序文 心の問題と幾何学
心の問題は幾何学の問題に似ている。
シンプルでとても簡単そうに見える。しかしいざ解こうとしてみると、これが意外と難しい。ただ眺めているだけではなかなか解法が浮かんでこない。
簡単だと思っていたのに悪戦苦闘する。そして結局解けず降参する。
解答を見てみると、「そういう考え方があったのか!」と目から鱗が落ちる。
一本の補助線を引いてみたり、対象の図形を回転させてみるだけで鮮やかに解けてしまう。
ほんの少し、見方、考え方を変えることによって今まで解けなかった問題があっという間に解けるようになる。
考え方次第だ。常に対象への見方、考え方を転換せよ。それによって問題は容易に解かれる。

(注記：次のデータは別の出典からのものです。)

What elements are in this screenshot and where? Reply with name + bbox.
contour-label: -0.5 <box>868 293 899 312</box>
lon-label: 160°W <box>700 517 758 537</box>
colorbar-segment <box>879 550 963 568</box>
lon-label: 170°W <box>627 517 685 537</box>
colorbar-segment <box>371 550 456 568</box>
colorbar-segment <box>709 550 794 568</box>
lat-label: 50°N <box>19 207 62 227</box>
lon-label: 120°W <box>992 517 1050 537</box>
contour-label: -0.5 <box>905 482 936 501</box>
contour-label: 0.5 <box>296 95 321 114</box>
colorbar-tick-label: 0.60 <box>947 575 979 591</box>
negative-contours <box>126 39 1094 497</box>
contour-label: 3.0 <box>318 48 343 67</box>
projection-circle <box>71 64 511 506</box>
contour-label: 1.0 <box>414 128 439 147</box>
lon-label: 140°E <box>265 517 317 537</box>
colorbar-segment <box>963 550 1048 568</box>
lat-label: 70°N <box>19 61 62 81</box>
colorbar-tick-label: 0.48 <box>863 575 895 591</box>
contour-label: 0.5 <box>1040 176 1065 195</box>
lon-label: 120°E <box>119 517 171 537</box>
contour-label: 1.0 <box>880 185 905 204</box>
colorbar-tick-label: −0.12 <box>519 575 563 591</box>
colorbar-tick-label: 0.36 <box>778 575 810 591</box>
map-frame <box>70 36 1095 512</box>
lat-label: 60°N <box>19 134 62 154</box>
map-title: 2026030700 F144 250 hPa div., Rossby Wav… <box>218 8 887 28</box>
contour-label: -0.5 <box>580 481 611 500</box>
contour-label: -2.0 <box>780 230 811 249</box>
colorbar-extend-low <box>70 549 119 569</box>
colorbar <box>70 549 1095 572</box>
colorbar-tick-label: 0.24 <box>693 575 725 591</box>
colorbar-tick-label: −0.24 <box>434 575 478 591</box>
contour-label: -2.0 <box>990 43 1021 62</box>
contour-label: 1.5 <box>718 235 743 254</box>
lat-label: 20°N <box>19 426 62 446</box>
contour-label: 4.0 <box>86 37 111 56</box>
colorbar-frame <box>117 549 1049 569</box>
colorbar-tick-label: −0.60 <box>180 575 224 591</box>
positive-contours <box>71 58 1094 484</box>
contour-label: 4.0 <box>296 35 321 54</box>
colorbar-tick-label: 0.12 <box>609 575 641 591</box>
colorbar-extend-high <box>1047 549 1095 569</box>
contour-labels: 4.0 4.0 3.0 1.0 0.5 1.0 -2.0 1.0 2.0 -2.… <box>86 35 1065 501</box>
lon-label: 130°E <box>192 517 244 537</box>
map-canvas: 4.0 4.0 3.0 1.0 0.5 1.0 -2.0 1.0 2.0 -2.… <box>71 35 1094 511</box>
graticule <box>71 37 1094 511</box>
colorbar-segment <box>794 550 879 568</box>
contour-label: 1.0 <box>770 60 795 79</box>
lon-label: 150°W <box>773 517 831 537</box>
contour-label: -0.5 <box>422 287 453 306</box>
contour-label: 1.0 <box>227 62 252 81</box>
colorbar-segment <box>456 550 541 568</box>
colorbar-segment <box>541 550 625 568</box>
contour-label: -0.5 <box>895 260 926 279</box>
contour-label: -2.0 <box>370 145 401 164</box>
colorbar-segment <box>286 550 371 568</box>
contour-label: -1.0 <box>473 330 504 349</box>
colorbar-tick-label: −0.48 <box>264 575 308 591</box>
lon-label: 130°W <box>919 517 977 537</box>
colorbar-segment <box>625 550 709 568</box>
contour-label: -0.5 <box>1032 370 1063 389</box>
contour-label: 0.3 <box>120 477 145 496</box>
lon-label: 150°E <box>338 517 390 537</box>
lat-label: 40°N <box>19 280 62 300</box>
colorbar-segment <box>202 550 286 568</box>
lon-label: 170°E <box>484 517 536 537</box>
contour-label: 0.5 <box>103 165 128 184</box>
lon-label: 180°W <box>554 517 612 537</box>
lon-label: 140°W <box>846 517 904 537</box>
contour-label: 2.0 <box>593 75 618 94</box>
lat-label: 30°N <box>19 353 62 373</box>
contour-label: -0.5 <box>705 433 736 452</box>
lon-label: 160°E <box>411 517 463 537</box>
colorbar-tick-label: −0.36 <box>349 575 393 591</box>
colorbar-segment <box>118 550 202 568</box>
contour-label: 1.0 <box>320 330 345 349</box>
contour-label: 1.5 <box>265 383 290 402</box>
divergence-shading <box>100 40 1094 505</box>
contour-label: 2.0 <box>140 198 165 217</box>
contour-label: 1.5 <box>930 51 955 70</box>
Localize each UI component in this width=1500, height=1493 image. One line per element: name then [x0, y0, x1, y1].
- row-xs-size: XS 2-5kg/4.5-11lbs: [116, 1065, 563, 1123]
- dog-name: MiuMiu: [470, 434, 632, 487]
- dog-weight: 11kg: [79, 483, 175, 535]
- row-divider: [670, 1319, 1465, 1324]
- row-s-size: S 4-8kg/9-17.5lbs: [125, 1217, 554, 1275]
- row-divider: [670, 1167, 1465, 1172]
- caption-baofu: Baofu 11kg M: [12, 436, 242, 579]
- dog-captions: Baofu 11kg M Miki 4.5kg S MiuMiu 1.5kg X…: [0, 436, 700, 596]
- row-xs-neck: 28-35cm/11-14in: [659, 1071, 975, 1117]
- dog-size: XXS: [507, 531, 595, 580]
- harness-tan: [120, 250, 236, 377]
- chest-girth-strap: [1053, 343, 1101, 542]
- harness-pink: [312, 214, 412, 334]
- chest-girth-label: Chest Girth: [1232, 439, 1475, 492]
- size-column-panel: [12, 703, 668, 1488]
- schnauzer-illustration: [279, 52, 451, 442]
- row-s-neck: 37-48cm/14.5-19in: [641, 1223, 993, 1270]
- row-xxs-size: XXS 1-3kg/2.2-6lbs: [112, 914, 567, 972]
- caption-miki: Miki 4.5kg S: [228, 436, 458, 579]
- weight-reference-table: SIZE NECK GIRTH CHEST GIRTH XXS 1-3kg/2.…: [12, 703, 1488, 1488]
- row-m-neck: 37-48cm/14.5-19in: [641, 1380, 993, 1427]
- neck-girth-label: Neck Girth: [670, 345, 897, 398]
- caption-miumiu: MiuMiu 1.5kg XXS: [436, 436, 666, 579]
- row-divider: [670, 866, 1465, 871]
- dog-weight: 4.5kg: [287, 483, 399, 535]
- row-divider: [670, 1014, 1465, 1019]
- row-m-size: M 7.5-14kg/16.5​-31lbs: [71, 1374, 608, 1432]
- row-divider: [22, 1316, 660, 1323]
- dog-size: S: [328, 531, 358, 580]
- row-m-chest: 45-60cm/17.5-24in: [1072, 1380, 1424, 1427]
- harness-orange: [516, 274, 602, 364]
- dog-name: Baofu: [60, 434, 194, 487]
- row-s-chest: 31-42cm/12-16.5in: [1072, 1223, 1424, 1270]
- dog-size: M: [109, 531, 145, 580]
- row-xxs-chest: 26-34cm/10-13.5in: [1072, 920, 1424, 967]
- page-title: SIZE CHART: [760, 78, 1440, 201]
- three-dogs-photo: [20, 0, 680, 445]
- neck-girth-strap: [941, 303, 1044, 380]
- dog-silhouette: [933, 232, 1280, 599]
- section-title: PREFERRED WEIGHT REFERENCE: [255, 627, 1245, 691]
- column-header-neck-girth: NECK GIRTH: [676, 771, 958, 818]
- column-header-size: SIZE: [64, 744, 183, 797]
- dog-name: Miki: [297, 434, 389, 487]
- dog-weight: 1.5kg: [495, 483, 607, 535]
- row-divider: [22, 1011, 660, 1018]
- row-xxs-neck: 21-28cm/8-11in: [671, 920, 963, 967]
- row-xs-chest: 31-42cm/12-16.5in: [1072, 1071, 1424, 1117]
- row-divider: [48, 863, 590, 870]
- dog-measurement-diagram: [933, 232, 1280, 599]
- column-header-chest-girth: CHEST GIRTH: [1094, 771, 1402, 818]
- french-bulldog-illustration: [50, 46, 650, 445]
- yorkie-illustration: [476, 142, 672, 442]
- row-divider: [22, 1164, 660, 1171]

私はあなたに一つの補助線を提示したい。違う見方を与えたい。それによって少しでも生きるのが楽になったり、心に安らぎを覚えられればこれほど嬉しいことはない。
このエッセイに書かれてあることはあくまで私の解き方であり、私の思考法である。万人に普遍的に通用するものでは決してない。それを誤解してはならない。そういう意味では、このエッセイ集は「私の心の問題解法集」と言っても良いだろう。(中には解法と言えない物も含まれているが……)
なので私の解法を見て、
「こういう解き方もあるんだ!(こういう考え方もあるんだ!)」
と思う人もいれば、
「いや、私はそうは思わない。私はこう思う!」
と考える人もいる。
あなたは間違っていない。どれも正しい。
心の問題の解き方は決して一つではない。人の数だけ答えがある。私の解法はあくまで無限にある中の一つにすぎない。私は一つの解法を提示するにすぎない。世の中にはたくさんの心の問題の解き方があり、その中で自分にあった解き方を見つけることが大切である。
心のラングレーの問題を解く。私のエッセイがその手助けになれれば幸いである。